No, he's right. "For any odd prime" is a not-unheard-of expression. It is usually to rule out 2 as a trivial case which may need to be handled separately.
It's not unheard of no, but if you have to rule out two for some reason it's because of some other arbitrary choice. In the first instance (haven't yet looked at the second and third one) it has to do with the fact that a sum of "two" was chosen arbitrary. You can come up with other things that requires you to exclude primes up to five.
Okay? Like I said, it's usually to rule out cases where 2 is a trivial edge case. It's common enough that "for any odd prime / let p be an odd prime" is a normal expression. That's all.
Any examples? Sounds like you mean the reason why one is excluded from the primes because of the fundamental theorem of arithmetic.
No, he's right. "For any odd prime" is a not-unheard-of expression. It is usually to rule out 2 as a trivial case which may need to be handled separately.
https://en.wikipedia.org/wiki/Fermat%27s_theorem_on_sums_of_two_squares
https://www.jstor.org/stable/2047029
https://www.jstor.org/stable/2374361
It's not unheard of no, but if you have to rule out two for some reason it's because of some other arbitrary choice. In the first instance (haven't yet looked at the second and third one) it has to do with the fact that a sum of "two" was chosen arbitrary.
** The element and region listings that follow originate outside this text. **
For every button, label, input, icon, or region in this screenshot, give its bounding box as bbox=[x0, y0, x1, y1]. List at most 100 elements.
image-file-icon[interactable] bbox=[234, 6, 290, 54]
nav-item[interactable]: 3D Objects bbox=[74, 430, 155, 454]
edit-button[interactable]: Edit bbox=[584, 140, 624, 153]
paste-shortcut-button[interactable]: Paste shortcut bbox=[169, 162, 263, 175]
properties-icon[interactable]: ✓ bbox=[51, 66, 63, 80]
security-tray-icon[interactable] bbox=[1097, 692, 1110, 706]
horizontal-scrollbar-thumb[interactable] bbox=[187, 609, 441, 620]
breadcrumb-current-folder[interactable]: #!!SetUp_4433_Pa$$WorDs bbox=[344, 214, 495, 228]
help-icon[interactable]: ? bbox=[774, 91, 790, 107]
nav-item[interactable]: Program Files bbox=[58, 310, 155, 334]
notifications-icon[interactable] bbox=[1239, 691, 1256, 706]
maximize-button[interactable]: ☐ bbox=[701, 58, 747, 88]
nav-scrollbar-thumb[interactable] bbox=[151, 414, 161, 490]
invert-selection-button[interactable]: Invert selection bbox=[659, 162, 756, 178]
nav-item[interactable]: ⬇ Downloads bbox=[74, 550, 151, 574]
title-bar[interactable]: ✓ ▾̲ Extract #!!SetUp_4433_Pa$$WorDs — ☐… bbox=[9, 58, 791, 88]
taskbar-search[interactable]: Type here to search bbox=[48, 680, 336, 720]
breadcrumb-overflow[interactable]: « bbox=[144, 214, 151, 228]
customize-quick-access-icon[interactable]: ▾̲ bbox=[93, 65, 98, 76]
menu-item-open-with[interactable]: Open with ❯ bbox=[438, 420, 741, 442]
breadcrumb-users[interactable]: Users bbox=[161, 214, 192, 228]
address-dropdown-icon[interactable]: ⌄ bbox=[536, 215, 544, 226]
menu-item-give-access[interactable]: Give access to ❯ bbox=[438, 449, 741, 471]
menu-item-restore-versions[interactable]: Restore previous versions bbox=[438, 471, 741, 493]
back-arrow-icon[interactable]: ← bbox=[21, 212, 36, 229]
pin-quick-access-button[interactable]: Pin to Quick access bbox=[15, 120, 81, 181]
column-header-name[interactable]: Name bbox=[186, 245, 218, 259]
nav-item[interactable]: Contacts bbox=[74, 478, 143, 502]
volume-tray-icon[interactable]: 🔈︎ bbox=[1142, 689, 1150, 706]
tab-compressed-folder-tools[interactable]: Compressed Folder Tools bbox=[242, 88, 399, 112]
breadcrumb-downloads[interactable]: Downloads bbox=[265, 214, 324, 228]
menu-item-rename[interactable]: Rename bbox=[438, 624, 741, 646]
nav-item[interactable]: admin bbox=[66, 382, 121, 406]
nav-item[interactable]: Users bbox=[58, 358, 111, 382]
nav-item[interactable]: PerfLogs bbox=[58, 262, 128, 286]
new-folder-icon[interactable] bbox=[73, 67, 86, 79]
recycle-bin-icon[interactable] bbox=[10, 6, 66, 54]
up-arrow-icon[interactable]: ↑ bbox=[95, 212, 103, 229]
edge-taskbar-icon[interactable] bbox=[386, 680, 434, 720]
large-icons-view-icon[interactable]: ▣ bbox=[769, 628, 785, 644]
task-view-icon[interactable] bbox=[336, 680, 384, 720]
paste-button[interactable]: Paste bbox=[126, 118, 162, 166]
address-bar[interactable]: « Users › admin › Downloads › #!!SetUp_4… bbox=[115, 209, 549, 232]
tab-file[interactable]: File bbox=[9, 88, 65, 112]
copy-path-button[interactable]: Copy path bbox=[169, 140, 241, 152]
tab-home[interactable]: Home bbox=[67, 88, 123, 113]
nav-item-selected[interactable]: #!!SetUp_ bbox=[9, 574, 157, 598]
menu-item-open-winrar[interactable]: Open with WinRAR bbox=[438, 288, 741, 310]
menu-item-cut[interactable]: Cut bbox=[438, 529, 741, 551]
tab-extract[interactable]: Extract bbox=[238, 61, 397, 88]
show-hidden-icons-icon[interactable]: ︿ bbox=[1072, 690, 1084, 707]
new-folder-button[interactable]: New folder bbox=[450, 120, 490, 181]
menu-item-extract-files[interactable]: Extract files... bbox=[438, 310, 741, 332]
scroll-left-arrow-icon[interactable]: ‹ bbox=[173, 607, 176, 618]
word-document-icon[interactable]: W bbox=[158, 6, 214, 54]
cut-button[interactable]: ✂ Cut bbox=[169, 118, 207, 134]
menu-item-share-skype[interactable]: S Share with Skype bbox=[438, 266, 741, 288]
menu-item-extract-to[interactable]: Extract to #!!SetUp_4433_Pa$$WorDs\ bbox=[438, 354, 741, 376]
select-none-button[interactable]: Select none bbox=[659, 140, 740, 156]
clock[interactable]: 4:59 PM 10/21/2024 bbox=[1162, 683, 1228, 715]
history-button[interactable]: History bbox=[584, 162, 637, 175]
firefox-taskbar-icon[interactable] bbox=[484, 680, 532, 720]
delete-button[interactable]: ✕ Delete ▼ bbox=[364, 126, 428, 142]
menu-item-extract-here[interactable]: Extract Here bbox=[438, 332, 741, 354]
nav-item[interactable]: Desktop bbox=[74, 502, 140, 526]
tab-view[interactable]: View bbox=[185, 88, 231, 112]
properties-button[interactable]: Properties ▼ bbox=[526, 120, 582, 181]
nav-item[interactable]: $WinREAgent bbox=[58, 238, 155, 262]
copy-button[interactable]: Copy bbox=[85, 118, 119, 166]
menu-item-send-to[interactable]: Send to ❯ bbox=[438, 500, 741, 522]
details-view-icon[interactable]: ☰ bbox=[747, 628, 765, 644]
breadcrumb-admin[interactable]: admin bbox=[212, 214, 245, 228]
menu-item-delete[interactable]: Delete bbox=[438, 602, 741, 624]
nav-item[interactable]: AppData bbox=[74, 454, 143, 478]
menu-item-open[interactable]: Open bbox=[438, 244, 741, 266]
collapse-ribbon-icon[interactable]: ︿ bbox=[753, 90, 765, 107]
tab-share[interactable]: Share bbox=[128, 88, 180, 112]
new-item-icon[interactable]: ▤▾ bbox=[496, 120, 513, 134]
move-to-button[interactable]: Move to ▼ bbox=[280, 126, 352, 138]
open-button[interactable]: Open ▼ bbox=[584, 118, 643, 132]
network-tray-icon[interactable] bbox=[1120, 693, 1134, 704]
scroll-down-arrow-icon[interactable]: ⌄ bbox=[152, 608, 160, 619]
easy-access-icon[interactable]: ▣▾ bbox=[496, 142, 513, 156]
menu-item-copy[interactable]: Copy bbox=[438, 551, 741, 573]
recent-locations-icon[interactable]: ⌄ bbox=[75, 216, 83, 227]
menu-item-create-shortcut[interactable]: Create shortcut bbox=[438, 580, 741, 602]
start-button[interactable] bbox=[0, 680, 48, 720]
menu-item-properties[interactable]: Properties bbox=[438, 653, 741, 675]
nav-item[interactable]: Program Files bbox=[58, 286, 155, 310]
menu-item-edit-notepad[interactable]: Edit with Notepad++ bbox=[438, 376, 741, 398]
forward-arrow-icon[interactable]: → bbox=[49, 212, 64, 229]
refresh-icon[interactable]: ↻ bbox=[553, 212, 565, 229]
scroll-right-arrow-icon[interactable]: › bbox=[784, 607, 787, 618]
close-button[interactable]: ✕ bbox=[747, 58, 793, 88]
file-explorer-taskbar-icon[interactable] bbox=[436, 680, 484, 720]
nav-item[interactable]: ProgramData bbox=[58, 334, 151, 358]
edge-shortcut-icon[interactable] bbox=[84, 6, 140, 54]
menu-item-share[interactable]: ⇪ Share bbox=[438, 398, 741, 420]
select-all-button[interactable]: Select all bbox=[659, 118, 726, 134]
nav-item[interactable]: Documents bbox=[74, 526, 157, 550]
You can come up with other things that requires you to exclude primes up to five.
Okay? Like I said, it's usually to rule out cases where 2 is a trivial edge case. It's common enough that "for any odd prime / let p be an odd prime" is a normal expression. That's all.
I just remember it from numberphile, I don't remember what videos sorry.
Wow that was fast I just edited my previous comment and you probably mean "1 and prime numbers" by numberphile with james grime.